Born in March 1937, she was a child of the Second World War, the Cold War and the Space Race. “I suppose we have the Nazis to thank for all this,” she muses, the representatives of America and the Union of Soviet Socialist Republics having rushed to Berlin to retrieve Wernher Von Braun and his rocket research, “not to put a man on the Moon but to build rockets to launch at Washington D.C.”
Her life explored in a new play written by Mark Westbrook and directed by Luke Kernaghan and taking its name from her callsign on her mission aboard Vostok 6 in June 1963, the Russian for “seagull,” the lead role of Chaika: First Woman in Space is played in rotation by the ensemble of Abbie Bela, Anika Lee, Cara Gheel, Elfur Gígja Hreggviðsdóttir, Eve Novak, Lorraine Monaghan and Victoria Hooper.

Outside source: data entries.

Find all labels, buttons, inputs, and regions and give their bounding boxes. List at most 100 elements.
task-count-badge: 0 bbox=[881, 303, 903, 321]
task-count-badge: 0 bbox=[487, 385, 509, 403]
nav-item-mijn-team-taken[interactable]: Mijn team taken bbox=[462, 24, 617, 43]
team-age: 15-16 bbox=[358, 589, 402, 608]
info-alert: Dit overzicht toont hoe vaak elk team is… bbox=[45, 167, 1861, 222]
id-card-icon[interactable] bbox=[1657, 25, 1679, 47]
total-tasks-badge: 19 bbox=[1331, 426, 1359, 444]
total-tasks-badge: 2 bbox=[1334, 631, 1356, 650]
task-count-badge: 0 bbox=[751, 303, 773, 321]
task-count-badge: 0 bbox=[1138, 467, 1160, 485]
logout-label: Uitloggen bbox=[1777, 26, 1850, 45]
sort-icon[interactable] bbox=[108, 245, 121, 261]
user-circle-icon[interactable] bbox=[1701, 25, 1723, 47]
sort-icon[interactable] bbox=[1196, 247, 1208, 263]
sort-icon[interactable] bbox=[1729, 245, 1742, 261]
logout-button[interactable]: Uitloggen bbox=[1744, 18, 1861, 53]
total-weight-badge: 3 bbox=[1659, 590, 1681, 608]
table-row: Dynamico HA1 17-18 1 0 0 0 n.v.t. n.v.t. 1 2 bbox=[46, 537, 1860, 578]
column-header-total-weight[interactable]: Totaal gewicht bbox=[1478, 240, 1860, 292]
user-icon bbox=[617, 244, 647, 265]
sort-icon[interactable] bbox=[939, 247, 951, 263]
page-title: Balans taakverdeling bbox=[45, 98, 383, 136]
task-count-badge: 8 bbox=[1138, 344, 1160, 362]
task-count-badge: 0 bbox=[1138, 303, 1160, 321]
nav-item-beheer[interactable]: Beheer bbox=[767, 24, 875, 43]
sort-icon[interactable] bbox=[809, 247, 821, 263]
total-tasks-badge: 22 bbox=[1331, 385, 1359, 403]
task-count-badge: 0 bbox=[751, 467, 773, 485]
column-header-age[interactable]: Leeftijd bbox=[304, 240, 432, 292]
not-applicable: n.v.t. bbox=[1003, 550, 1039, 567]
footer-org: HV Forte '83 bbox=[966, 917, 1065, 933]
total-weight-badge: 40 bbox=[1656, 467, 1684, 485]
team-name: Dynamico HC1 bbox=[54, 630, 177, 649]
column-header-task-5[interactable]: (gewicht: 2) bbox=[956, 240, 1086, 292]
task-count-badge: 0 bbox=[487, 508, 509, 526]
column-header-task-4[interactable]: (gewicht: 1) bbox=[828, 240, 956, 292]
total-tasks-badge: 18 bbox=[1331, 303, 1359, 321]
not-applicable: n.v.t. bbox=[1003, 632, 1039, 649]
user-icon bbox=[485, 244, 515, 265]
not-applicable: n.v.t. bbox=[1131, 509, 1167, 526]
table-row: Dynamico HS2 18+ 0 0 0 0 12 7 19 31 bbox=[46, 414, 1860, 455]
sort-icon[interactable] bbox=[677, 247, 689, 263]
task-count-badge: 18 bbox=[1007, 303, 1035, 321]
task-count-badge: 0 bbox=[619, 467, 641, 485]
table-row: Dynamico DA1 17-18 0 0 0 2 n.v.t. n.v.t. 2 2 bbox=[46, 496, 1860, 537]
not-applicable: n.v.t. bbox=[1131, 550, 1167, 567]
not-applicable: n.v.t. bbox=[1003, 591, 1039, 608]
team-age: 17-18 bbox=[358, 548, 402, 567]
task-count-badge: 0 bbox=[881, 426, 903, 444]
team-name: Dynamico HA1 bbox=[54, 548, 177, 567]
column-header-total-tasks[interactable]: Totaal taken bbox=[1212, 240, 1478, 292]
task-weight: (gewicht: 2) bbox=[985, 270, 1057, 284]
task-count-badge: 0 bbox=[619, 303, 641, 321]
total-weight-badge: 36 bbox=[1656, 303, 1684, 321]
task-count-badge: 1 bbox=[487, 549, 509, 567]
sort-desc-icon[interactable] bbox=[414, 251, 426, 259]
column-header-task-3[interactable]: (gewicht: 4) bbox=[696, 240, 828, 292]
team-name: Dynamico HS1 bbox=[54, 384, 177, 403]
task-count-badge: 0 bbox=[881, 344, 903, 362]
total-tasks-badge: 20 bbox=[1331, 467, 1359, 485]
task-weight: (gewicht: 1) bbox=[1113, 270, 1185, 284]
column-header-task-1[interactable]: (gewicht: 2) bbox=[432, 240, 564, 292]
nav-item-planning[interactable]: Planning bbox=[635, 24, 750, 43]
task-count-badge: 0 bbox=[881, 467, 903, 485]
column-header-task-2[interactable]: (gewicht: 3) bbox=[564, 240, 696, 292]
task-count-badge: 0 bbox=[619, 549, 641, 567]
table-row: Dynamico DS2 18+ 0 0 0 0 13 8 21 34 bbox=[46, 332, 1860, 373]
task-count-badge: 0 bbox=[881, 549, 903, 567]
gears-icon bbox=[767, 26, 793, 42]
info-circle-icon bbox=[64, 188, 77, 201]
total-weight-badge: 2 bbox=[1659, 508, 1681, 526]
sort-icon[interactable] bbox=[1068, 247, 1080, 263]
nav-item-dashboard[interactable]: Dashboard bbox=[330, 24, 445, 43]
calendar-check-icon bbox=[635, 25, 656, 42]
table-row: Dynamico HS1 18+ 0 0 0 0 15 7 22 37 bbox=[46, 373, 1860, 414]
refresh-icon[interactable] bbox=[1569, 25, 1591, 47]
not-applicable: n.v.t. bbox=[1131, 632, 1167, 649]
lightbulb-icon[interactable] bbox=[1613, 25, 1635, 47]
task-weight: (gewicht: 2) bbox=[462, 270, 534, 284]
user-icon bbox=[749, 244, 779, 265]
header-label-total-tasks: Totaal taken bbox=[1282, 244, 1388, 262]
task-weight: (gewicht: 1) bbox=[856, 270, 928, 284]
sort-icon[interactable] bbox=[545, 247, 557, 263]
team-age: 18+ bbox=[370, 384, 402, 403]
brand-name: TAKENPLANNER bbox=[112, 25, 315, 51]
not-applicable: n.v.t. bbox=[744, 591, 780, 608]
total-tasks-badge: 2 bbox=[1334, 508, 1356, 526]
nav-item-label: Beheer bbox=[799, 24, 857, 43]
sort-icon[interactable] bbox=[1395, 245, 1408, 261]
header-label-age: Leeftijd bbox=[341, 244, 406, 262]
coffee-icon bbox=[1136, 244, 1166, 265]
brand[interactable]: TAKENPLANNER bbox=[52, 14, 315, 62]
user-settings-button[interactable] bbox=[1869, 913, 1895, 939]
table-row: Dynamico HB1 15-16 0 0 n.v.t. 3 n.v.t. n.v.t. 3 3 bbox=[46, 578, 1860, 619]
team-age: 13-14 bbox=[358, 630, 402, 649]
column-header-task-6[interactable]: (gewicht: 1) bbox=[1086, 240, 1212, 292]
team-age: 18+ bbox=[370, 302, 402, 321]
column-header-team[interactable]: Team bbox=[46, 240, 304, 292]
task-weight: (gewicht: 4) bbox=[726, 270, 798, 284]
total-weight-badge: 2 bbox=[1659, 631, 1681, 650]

Many of the scenes monologues spoken directly to the audience with the rest of the ensemble either supporting as secondary characters or absent, the acting styles of the cast are as varied as their ability, and there is no attempt to develop a consistent whole or to develop a sense of structure or drama through what is in effect a lesson in a sometimes obscured history.
Not the most academically gifted of the candidates, Tereshkova fitted the necessary criteria, “young, single, reasonably attractive, politically suitable,” a key criteria in her eventual selection that she would not become a problem as Gagarin had become, a national hero whose outspoken opinions could not be silenced.
The staging limited and unimaginative, confined to an empty stage, the play rests solely on the script and the performances, but unlike the mission and the woman behind it, Chaika takes no risks and pushes no boundaries, as “average and satisfactory” as Tereshkova herself was labelled. There is a story to be told of the first woman in space, but this is not it.